Metal3 and Ironic handle BMC registration, hardware inspection, PXE boot, OS installation, and server cleaning. vMetal builds on that foundation to expose server capacity to tenant clusters.

  • NodeProvider deploys and manages the Metal3/Ironic/DHCP stack on a control plane cluster. It groups servers into named pools called node types.
  • NodeTypes select BareMetalHost resources by label. They define provisioning defaults such as OS image, SSH keys, and network configuration.
  • Machines are requests for one server of a given node type. When the platform creates a Machine, it selects an available BareMetalHost and merges properties from the provider down to the machine level. It then allocates an IP, generates user-data and network-data Secrets, and triggers provisioning.
  • IPAM tracks IP allocations per Machine. When a Machine is deleted, the platform releases the IP automatically.
  • vCluster join automation runs inside the generated cloud-init configuration. When a Machine targets a tenant cluster as a private node, the cloud-init joins the server to that cluster automatically.
  • UI workflows cover server registration, provisioning, deprovisioning, power on/off, and reboot through the Platform UI.

Provisioning flow

When a Machine is created, vMetal provisions the server through these steps:

  1. The platform matches the Machine's node type selector against available BareMetalHost resources and claims one. Bare metal Machines map to existing physical servers. The platform does not create new instances.
  2. The platform merges provisioning properties from the NodeProvider, node type, environment, and Machine. It allocates an IP from the configured range and generates user-data and network-data Secrets on the control plane cluster.
  3. The platform sets the BareMetalHost's image, userData, and networkData references to trigger provisioning.
  4. Ironic powers on the server via BMC (Redfish or IPMI) and initiates a PXE boot. An in-memory installer writes the OS to disk. Ironic then sets the boot device to disk and reboots the server.
  5. The server boots into the provisioned OS and runs the cloud-init scripts.
  6. When a Machine targets a tenant cluster as a private node, the cloud-init joins the server to that cluster as a worker node.

When the Machine is deleted, vMetal deprovisions the BareMetalHost, releases the allocated IP, and returns the server to the available pool.

Server lifecycle

BareMetalHost resources go through the following states:

StateDescription
registeringThe server is being registered in the Ironic database and BMC credentials are verified.
inspectingHardware inventory is actively being collected: CPU, RAM, NICs, disks, firmware, and PCIe devices (such as GPUs).
availableServer is ready to be provisioned.
provisioningOS image is being written and cloud-init is being configured.
provisionedServer is running with the configured OS.
deprovisioningServer is being cleaned and returned to available state.
errorAn error occurred. Check the BareMetalHost status for details.

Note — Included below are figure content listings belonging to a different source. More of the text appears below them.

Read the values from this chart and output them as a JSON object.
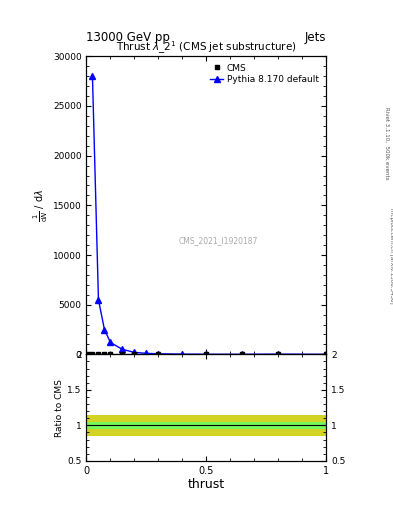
{
  "title_center": "13000 GeV pp",
  "title_right": "Jets",
  "plot_title": "Thrust $\\lambda\\_2^1$ (CMS jet substructure)",
  "watermark": "CMS_2021_I1920187",
  "xlabel": "thrust",
  "ylabel_parts": [
    "$\\frac{1}{\\mathrm{d}N}$",
    "$/$ $\\mathrm{d}\\lambda$"
  ],
  "ylabel_ratio": "Ratio to CMS",
  "right_label": "Rivet 3.1.10,  500k events",
  "right_label2": "mcplots.cern.ch [arXiv:1306.3436]",
  "cms_x": [
    0.005,
    0.025,
    0.05,
    0.075,
    0.1,
    0.15,
    0.2,
    0.3,
    0.5,
    0.65,
    0.8,
    1.0
  ],
  "cms_y": [
    30,
    40,
    50,
    50,
    40,
    30,
    30,
    20,
    10,
    5,
    20,
    5
  ],
  "pythia_x": [
    0.025,
    0.05,
    0.075,
    0.1,
    0.15,
    0.2,
    0.25,
    0.3,
    0.4,
    0.5,
    0.65,
    0.8,
    1.0
  ],
  "pythia_y": [
    28000,
    5500,
    2500,
    1200,
    500,
    200,
    100,
    60,
    20,
    10,
    5,
    20,
    5
  ],
  "ylim_main": [
    0,
    30000
  ],
  "ylim_ratio": [
    0.5,
    2.0
  ],
  "xlim": [
    0.0,
    1.0
  ],
  "yticks_main": [
    0,
    5000,
    10000,
    15000,
    20000,
    25000,
    30000
  ],
  "yticks_ratio": [
    0.5,
    1.0,
    1.5,
    2.0
  ],
  "cms_color": "black",
  "pythia_color": "blue",
  "ratio_line_color": "black",
  "ratio_band_green": "#66ff66",
  "ratio_band_yellow": "#cccc00",
  "legend_cms": "CMS",
  "legend_pythia": "Pythia 8.170 default"
}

When a Machine claims a server, it moves from available through provisioning to provisioned. When the claim is removed, the server is deprovisioned and returned to available.

Components

vMetal consists of the following components, all deployed on the control plane cluster:

Metal3 Bare Metal Operator

The Bare Metal Operator manages BareMetalHost custom resources. It drives server registration, hardware inspection, and state transitions by communicating with Ironic to execute provisioning operations.

Ironic

Ironic handles the low-level provisioning: BMC communication (power on/off, boot device selection), PXE boot orchestration, and OS image installation. It supports multiple BMC protocols including Redfish and IPMI, with broad hardware vendor compatibility out of the box.

DHCP server

A proxy DHCP server that handles PXE boot by forwarding requests between bare metal servers and Ironic. When the bare metal servers and Ironic are on different networks, the DHCP server bridges the communication. It is automatically configured based on BareMetalHost resources.

Multus CNI

Multus is a CNI plugin that enables attaching the DHCP server to a separate provisioning network. It allows the DHCP server pod to have a network interface on the bare metal provisioning network in addition to the cluster network.

Stack integration

vMetal operates as part of the vCluster Platform stack:

  • vMetal provisions and manages physical servers as Kubernetes nodes.
  • vCluster Platform orchestrates the control plane, node providers, and tenant management.
  • vCluster provides tenant clusters for tenant isolation on shared infrastructure.
  • vNode adds secure runtime isolation, allowing privileged workloads (Docker-in-Docker, hostPID) to run safely on shared hardware.